Kleinparteien müssen in schweren Zeiten zusammenhalten. Das gebietet der demokratische Geist. Und die Verantwortung für die kommende Generation. Blaß vor Schreck angesichts des Schwundes an Mandaten für ihre Partei entfuhr es Ex-Juso-Chefin Andrea Nahles: "Was hinterlassen die uns eigentlich?"
So können nur Kleingeister fragen. Was man uns hinterläßt? Europa natürlich. Ein Vorbild an demokratischer Reife haben uns die Völker der östlichen Neumitglieder präsentiert. Die haben verstanden, daß dieses Europa zu groß ist, um sich dem Urteil sogenannter Bürger auszusetzen, und sind gar nicht erst wählen gegangen.
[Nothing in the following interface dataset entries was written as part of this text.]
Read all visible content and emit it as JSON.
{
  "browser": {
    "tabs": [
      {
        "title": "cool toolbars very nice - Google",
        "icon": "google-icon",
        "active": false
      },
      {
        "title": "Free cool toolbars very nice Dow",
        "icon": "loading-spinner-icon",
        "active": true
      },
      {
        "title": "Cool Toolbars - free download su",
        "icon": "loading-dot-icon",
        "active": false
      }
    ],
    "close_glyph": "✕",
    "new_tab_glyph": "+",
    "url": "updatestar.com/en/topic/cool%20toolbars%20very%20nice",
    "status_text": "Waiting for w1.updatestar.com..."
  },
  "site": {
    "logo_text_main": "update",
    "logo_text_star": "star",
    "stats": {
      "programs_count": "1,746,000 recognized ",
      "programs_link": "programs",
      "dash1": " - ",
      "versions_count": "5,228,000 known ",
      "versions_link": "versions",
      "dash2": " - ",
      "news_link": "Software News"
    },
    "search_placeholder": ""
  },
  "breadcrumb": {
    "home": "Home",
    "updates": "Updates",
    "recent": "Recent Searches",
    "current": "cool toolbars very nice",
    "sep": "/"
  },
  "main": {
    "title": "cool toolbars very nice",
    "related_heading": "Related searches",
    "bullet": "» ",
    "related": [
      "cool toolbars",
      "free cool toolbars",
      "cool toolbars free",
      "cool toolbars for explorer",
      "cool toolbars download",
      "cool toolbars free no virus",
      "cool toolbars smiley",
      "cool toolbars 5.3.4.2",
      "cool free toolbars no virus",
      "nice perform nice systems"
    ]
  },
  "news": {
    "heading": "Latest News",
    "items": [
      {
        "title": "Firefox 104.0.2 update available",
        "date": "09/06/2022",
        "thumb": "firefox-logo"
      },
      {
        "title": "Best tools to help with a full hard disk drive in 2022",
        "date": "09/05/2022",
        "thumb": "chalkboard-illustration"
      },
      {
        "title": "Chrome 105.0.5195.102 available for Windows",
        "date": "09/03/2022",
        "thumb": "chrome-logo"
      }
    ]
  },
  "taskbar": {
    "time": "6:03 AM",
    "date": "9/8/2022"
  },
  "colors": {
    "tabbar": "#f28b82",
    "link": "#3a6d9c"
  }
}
In den kommenden Monaten hat Brüssel viel vor zum Wohle seiner Untertanen und verbittet es sich daher, von denen gestört zu werden. Die Europäer haben nämlich jahrhundertelang falsch gelebt und sich damit disqualifiziert, über ihren Alltag selbst zu entscheiden. Künftig werden unsere privaten Gewohnheiten bis ins Detail europäisch normiert. Rauchen und Alkohol trinken wird selbstredend als erstes verboten. Die letzten Flaschen und Packungen bekommen neue oder noch größere Drohhinweise auf ihre Gefährlichkeit. Laut Medienberichten wird in Brüssel zudem überlegt, Süßigkeiten künftig in unansehnliche graue Einheitspackungen zu hüllen, damit die Kinder nicht verführt werden. Vielleicht sollte man der besseren Normierbarkeit wegen allen Produkten einen einheitlichen Markennamen verpassen? Wie in George Orwells Roman "1984", wo alles "Victory" hieß. Ist die EU-Verfassung erst in Kraft, kann Brüssel sogar die Zahl der Kindergartenplätze festlegen, die U-Bahn-Tarife bestimmen und vorschreiben, wann die Züge fahren. Bezahlen müssen das natürlich weiterhin die Kommunen. Europa kann ja nicht alles allein machen. Brüssels Umweltpolitiker brüten unterdessen jährlich weitere Vorschriften aus mit dem Ziel, den Kontinent von der Geißel eigener Produktionsstätten zu erlösen. Der Traum hübscher Öko-Kindersendungen aus den 80er Jahren wird wahr - durch Europa: Wo einst häßliche Industriegiganten die Sonne verdunkelten, spielen fröhliche Kinder zwischen funkelnden Gänseblümchen! Oder durchsuchen das Gras nach Eßbarem für ihre hungernden Familien, je nachdem.
Eine Schlüsselrolle kommt dem EU-"Antidiskriminierungsgesetz" zu, das Arbeitgebern die quälende Last von den Schultern nimmt, wen sie einstellen sollen - das wird bald alles per Quote entschieden. Sicher gibt es dann auch Quoten für religiöse Minderheiten wie etwa Moslems. Just werden wir die Türkei doch aufnehmen müssen, allein um die Muselmanen-Quote in Groß- und Mittelbetrieben sowie im öffentlichen Dienst erfüllen zu können. Mit dem Antidiskriminierungsgesetz ließe sich überdies jede Art von Hetze und Aufwiegelei juristisch ahnden - sogar Propaganda gegen das Gesetz selbst, denn was hat einer, der gegen das "Antidiskriminierungsgesetz" wettert, schon vor als - zu diskriminieren? Gegen die EU-Verfassung insgesamt zu sein ist nach deren Inkrafttreten zum Glück ebenso nicht mehr möglich. Denn wer das dann noch ist, stellt sich ja automatisch "außerhalb des Verfassungsbogens". So einem wird die Brüsseler Staatsmacht schon beibringen, daß die EU-Demokratie auch ganz anders kann.
"Was soll s - noch manövrierfähig und auf der Brücke stehen wir auch noch!"